Published in final edited form as: Curr Opin Struct Biol. 2020 Nov 7;65:209–216. doi: 10.1016/j.sbi.2020.08.004

Figure 1.

Figure 1.

Accessible conformational landscape in protein crystals. (a) The plots show a schematic representation of the energy landscape. Binding of an allosteric effector molecule leads to a conformational change which shifts the energy landscape from the active (top) to the inactive form (bottom). The shaded regions indicate the accessible conformational space in two different crystal forms. In the example, crystal form 1 can accommodate conformational changes which accompany binding of an allosteric effector, whereas crystal from 2 can only accommodate one conformation. (b) Structure of human KDM4D in two different crystal lattices. KDM4D is a histone demethylase and the region encircled in orange indicates the active site pocket. The protein conformation crystallized in space group P3221 is identical with a structure of KDM4D in complex with H3K9Me3, whereas the conformation crystallized in space group P43212 has a distorted active site pocket and appears to represent an inactive conformation.

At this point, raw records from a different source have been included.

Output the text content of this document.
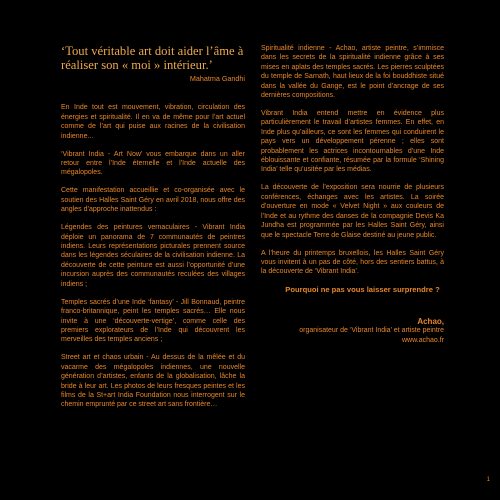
‘Tout véritable art doit aider l’âme à réaliser son « moi » intérieur.’

Mahatma Gandhi

En Inde tout est mouvement, vibration, circulation des énergies et spiritualité. Il en va de même pour l’art actuel comme de l’art qui puise aux racines de la civilisation indienne...

‘Vibrant India - Art Now’ vous embarque dans un aller retour entre l’Inde éternelle et l’Inde actuelle des mégalopoles.

Cette manifestation accueillie et co-organisée avec le soutien des Halles Saint Géry en avril 2018, nous offre des angles d’approche inattendus :

Légendes des peintures vernaculaires - Vibrant India déploie un panorama de 7 communautés de peintres indiens. Leurs représentations picturales prennent source dans les légendes séculaires de la civilisation indienne. La découverte de cette peinture est aussi l’opportunité d’une incursion auprès des communautés reculées des villages indiens ;

Temples sacrés d’une Inde ‘fantasy’ - Jill Bonnaud, peintre franco-britannique, peint les temples sacrés… Elle nous invite à une ‘découverte-vertige’, comme celle des premiers explorateurs de l’Inde qui découvrent les merveilles des temples anciens ;

Street art et chaos urbain - Au dessus de la mêlée et du vacarme des mégalopoles indiennes, une nouvelle génération d’artistes, enfants de la globalisation, lâche la bride à leur art. Les photos de leurs fresques peintes et les films de la St+art India Foundation nous interrogent sur le chemin emprunté par ce street art sans frontière…

Spiritualité indienne - Achao, artiste peintre, s’immisce dans les secrets de la spiritualité indienne grâce à ses mises en aplats des temples sacrés. Les pierres sculptées du temple de Sarnath, haut lieux de la foi bouddhiste situé dans la vallée du Gange, est le point d’ancrage de ses dernières compositions.

Vibrant India entend mettre en évidence plus particulièrement le travail d’artistes femmes. En effet, en Inde plus qu’ailleurs, ce sont les femmes qui conduirent le pays vers un développement pérenne ; elles sont probablement les actrices incontournables d’une Inde éblouissante et confiante, résumée par la formule ‘Shining India’ telle qu’usitée par les médias.

La découverte de l’exposition sera nourrie de plusieurs conférences, échanges avec les artistes. La soirée d’ouverture en mode « Velvet Night » aux couleurs de l’Inde et au rythme des danses de la compagnie Devis Ka Jundha est programmée par les Halles Saint Géry, ainsi que le spectacle Terre de Glaise destiné au jeune public.

A l’heure du printemps bruxellois, les Halles Saint Géry vous invitent à un pas de côté, hors des sentiers battus, à la découverte de ‘Vibrant India’.

Pourquoi ne pas vous laisser surprendre ?

Achao,
organisateur de ‘Vibrant India’ et artiste peintre
www.achao.fr
1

Hence, any ligands that are able to stabilize this unusual conformation, whether by binding to the active site or to any other conformation-specific pocket, should in principle be able to serve as inhibitors. The conformation observed in space group P43212 is stabilized through a loop which is part of the active site (coloured in red), but which is involved in crystal contacts and which therefore does not allow conformational changes that would lead to a properly formed active site pocket.